🤖 ci: add static check for terminal-bench agent configuration

ammar-agent · ammar-agent · commit 0a2e89fd6106 · 2025-11-24T14:44:24.000-06:00
Adds scripts/check-bench-agent.sh to verify that the agent entry point referenced in mux-run.sh exists and loads without import errors.
Includes this check in the main 'static-check' make target.
diff --git a/Makefile b/Makefile
@@ -213,7 +213,10 @@ build/icon.png: docs/img/logo.webp scripts/generate-icons.ts
 	@bun scripts/generate-icons.ts png
 
 ## Quality checks (can run in parallel)
-static-check: lint typecheck fmt-check check-eager-imports ## Run all static checks (includes startup performance checks)
+static-check: lint typecheck fmt-check check-eager-imports check-bench-agent ## Run all static checks (includes startup performance checks)
+
+check-bench-agent: ## Verify terminal-bench agent configuration and imports
+	@./scripts/check-bench-agent.sh
 
 lint: node_modules/.installed ## Run ESLint (typecheck runs in separate target)
 	@./scripts/lint.sh
diff --git a/scripts/check-bench-agent.sh b/scripts/check-bench-agent.sh
@@ -0,0 +1,56 @@
+#!/usr/bin/env bash
+set -euo pipefail
+
+# This script verifies that the terminal-bench agent entry point 
+# referenced in mux-run.sh is valid and can be executed (imports resolve).
+
+REPO_ROOT="$(cd "$(dirname "${BASH_SOURCE[0]}")/.." && pwd)"

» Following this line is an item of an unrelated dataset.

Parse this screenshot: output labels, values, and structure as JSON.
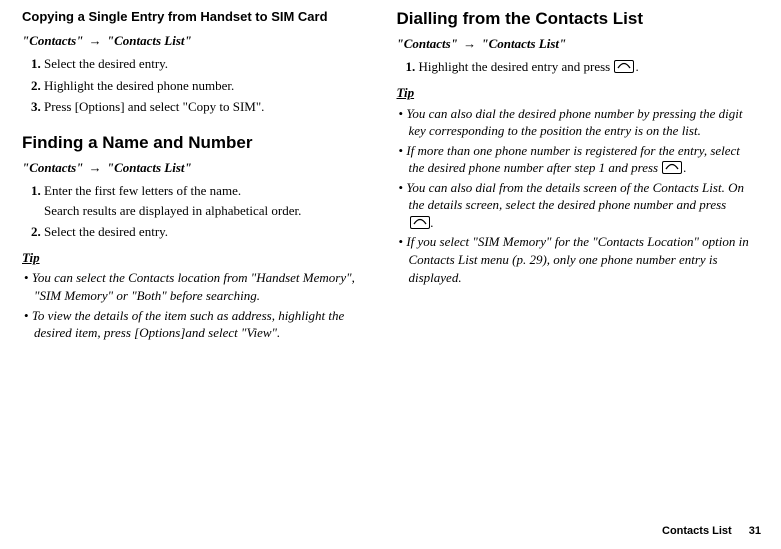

+MUX_RUN_SH="$REPO_ROOT/benchmarks/terminal_bench/mux-run.sh"
+
+echo "Checking terminal-bench agent configuration..."
+
+if [[ ! -f "$MUX_RUN_SH" ]]; then
+  echo "❌ Error: $MUX_RUN_SH not found"
+  exit 1
+fi
+
+# Extract the agent CLI path from mux-run.sh
+# Looks for line like: cmd=(bun src/cli/debug/agentSessionCli.ts
+CLI_PATH_MATCH=$(grep -o "bun src/.*\.ts" "$MUX_RUN_SH" | head -1 | cut -d' ' -f2)
+
+if [[ -z "$CLI_PATH_MATCH" ]]; then
+  echo "❌ Error: Could not find agent CLI path in $MUX_RUN_SH"
+  exit 1
+fi
+
+FULL_CLI_PATH="$REPO_ROOT/$CLI_PATH_MATCH"
+
+echo "Found agent CLI path: $CLI_PATH_MATCH"
+
+if [[ ! -f "$FULL_CLI_PATH" ]]; then
+  echo "❌ Error: Referenced file $FULL_CLI_PATH does not exist"
+  exit 1
+fi
+
+echo "Verifying agent CLI startup (checking imports)..."
+
+# Run with --help or no args to check if it boots without crashing on imports
+# We expect it to fail with "Unknown option" or "workspace-path required" but NOT with "Module not found" or "worker error"

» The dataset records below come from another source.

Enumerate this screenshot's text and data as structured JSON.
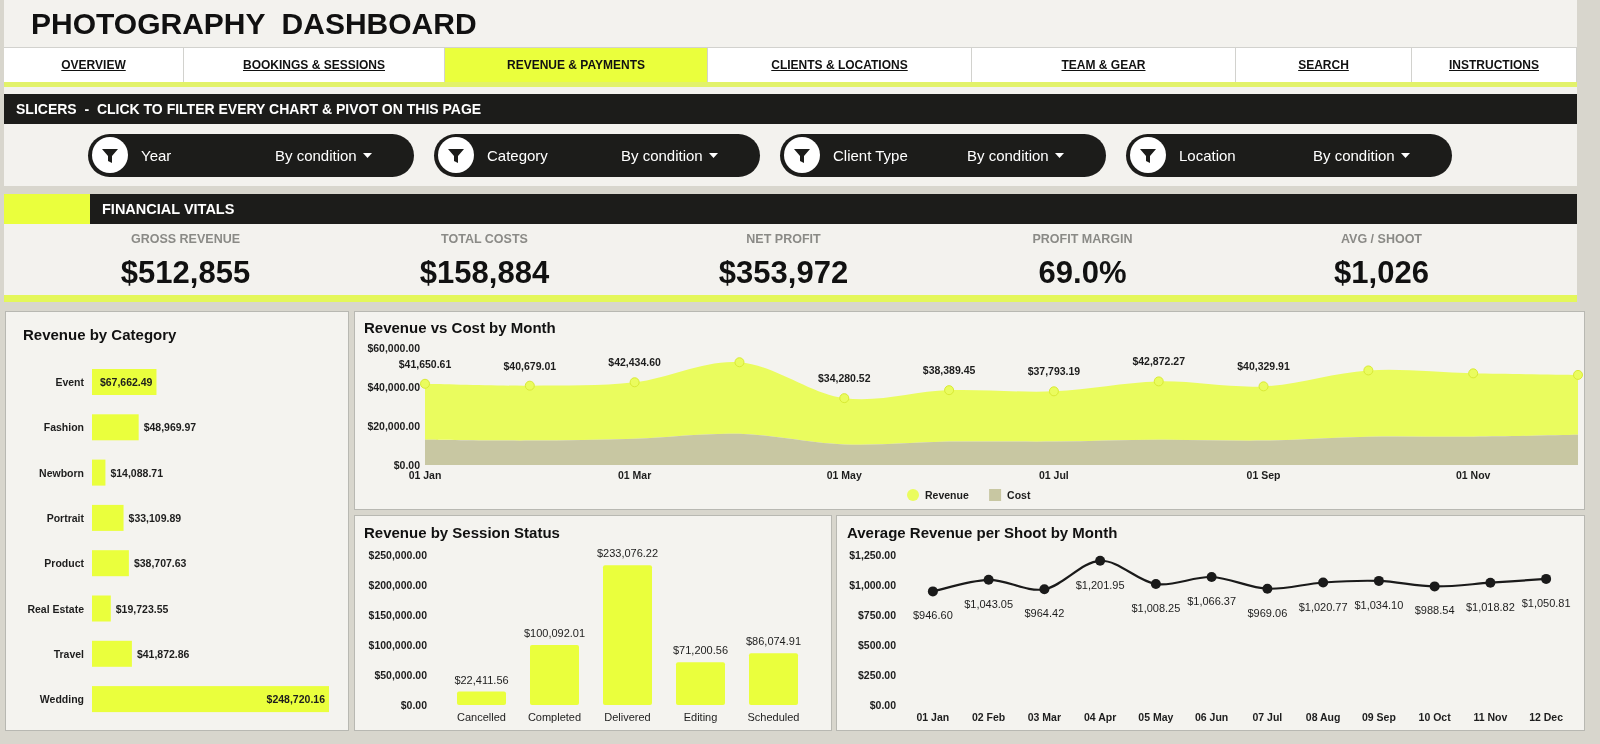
{
  "title": "PHOTOGRAPHY  DASHBOARD",
  "tabs": [
    {
      "label": "OVERVIEW",
      "selected": false
    },
    {
      "label": "BOOKINGS & SESSIONS",
      "selected": false
    },
    {
      "label": "REVENUE & PAYMENTS",
      "selected": true
    },
    {
      "label": "CLIENTS & LOCATIONS",
      "selected": false
    },
    {
      "label": "TEAM & GEAR",
      "selected": false
    },
    {
      "label": "SEARCH",
      "selected": false
    },
    {
      "label": "INSTRUCTIONS",
      "selected": false
    }
  ],
  "slicers_header": "SLICERS  -  CLICK TO FILTER EVERY CHART & PIVOT ON THIS PAGE",
  "slicers": [
    {
      "label": "Year",
      "value": "By condition"
    },
    {
      "label": "Category",
      "value": "By condition"
    },
    {
      "label": "Client Type",
      "value": "By condition"
    },
    {
      "label": "Location",
      "value": "By condition"
    }
  ],
  "financial_vitals": {
    "title": "FINANCIAL VITALS",
    "kpis": [
      {
        "label": "GROSS REVENUE",
        "value": "$512,855"
      },
      {
        "label": "TOTAL COSTS",
        "value": "$158,884"
      },
      {
        "label": "NET PROFIT",
        "value": "$353,972"
      },
      {
        "label": "PROFIT MARGIN",
        "value": "69.0%"
      },
      {
        "label": "AVG / SHOOT",
        "value": "$1,026"
      }
    ]
  },
  "revenue_by_category": {
    "title": "Revenue by Category",
    "chart_data": {
      "type": "bar",
      "orientation": "horizontal",
      "categories": [
        "Event",
        "Fashion",
        "Newborn",
        "Portrait",
        "Product",
        "Real Estate",
        "Travel",
        "Wedding"
      ],
      "values": [
        67662.49,
        48969.97,
        14088.71,
        33109.89,
        38707.63,
        19723.55,
        41872.86,
        248720.16
      ],
      "value_labels": [
        "$67,662.49",
        "$48,969.97",
        "$14,088.71",
        "$33,109.89",
        "$38,707.63",
        "$19,723.55",
        "$41,872.86",
        "$248,720.16"
      ]
    }
  },
  "revenue_vs_cost": {
    "title": "Revenue vs Cost by Month",
    "chart_data": {
      "type": "area",
      "categories": [
        "01 Jan",
        null,
        "01 Mar",
        null,
        "01 May",
        null,
        "01 Jul",
        null,
        "01 Sep",
        null,
        "01 Nov",
        null
      ],
      "ylim": [
        0,
        60000
      ],
      "yticks": [
        {
          "value": 0,
          "label": "$0.00"
        },
        {
          "value": 20000,
          "label": "$20,000.00"
        },
        {
          "value": 40000,
          "label": "$40,000.00"
        },
        {
          "value": 60000,
          "label": "$60,000.00"
        }
      ],
      "legend": "bottom",
      "series": [
        {
          "name": "Revenue",
          "color": "#eafc5e",
          "marker": "circle",
          "values": [
            41650.61,
            40679.01,
            42434.6,
            52700,
            34280.52,
            38389.45,
            37793.19,
            42872.27,
            40329.91,
            48500,
            47000,
            46200
          ],
          "value_labels": [
            "$41,650.61",
            "$40,679.01",
            "$42,434.60",
            null,
            "$34,280.52",
            "$38,389.45",
            "$37,793.19",
            "$42,872.27",
            "$40,329.91",
            null,
            null,
            null
          ]
        },
        {
          "name": "Cost",
          "color": "#c8c7a2",
          "values": [
            13000,
            12500,
            13500,
            16000,
            10500,
            12000,
            12000,
            13000,
            12500,
            14500,
            14500,
            15500
          ]
        }
      ]
    }
  },
  "revenue_by_session_status": {
    "title": "Revenue by Session Status",
    "chart_data": {
      "type": "bar",
      "categories": [
        "Cancelled",
        "Completed",
        "Delivered",
        "Editing",
        "Scheduled"
      ],
      "values": [
        22411.56,
        100092.01,
        233076.22,
        71200.56,
        86074.91
      ],
      "value_labels": [
        "$22,411.56",
        "$100,092.01",
        "$233,076.22",
        "$71,200.56",
        "$86,074.91"
      ],
      "ylim": [
        0,
        250000
      ],
      "yticks": [
        {
          "value": 0,
          "label": "$0.00"
        },
        {
          "value": 50000,
          "label": "$50,000.00"
        },
        {
          "value": 100000,
          "label": "$100,000.00"
        },
        {
          "value": 150000,
          "label": "$150,000.00"
        },
        {
          "value": 200000,
          "label": "$200,000.00"
        },
        {
          "value": 250000,
          "label": "$250,000.00"
        }
      ]
    }
  },
  "average_revenue_per_shoot": {
    "title": "Average Revenue per Shoot by Month",
    "chart_data": {
      "type": "line",
      "marker": "circle",
      "categories": [
        "01 Jan",
        "02 Feb",
        "03 Mar",
        "04 Apr",
        "05 May",
        "06 Jun",
        "07 Jul",
        "08 Aug",
        "09 Sep",
        "10 Oct",
        "11 Nov",
        "12 Dec"
      ],
      "values": [
        946.6,
        1043.05,
        964.42,
        1201.95,
        1008.25,
        1066.37,
        969.06,
        1020.77,
        1034.1,
        988.54,
        1018.82,
        1050.81
      ],
      "value_labels": [
        "$946.60",
        "$1,043.05",
        "$964.42",
        "$1,201.95",
        "$1,008.25",
        "$1,066.37",
        "$969.06",
        "$1,020.77",
        "$1,034.10",
        "$988.54",
        "$1,018.82",
        "$1,050.81"
      ],
      "ylim": [
        0,
        1250
      ],
      "yticks": [
        {
          "value": 0,
          "label": "$0.00"
        },
        {
          "value": 250,
          "label": "$250.00"
        },
        {
          "value": 500,
          "label": "$500.00"
        },
        {
          "value": 750,
          "label": "$750.00"
        },
        {
          "value": 1000,
          "label": "$1,000.00"
        },
        {
          "value": 1250,
          "label": "$1,250.00"
        }
      ]
    }
  }
}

+if ! output=$(bun "$FULL_CLI_PATH" --help 2>&1); then
+  # It failed, which is expected (no args/bad args), but we need to check WHY
+  exit_code=$?
+  
+  # Check for known import/worker errors
+  if echo "$output" | grep -qE "Module not found|Worker error|Cannot find module"; then
+    echo "❌ Error: Agent CLI failed to start due to import/worker errors:"
+    echo "$output"
+    exit 1
+  fi
+  
+  # If it failed just because of arguments, that's fine - it means the code loaded.
+  echo "✅ Agent CLI loaded successfully (ignoring argument errors)"
+else
+  echo "✅ Agent CLI ran successfully"
+fi
+
+echo "Terminal-bench agent check passed."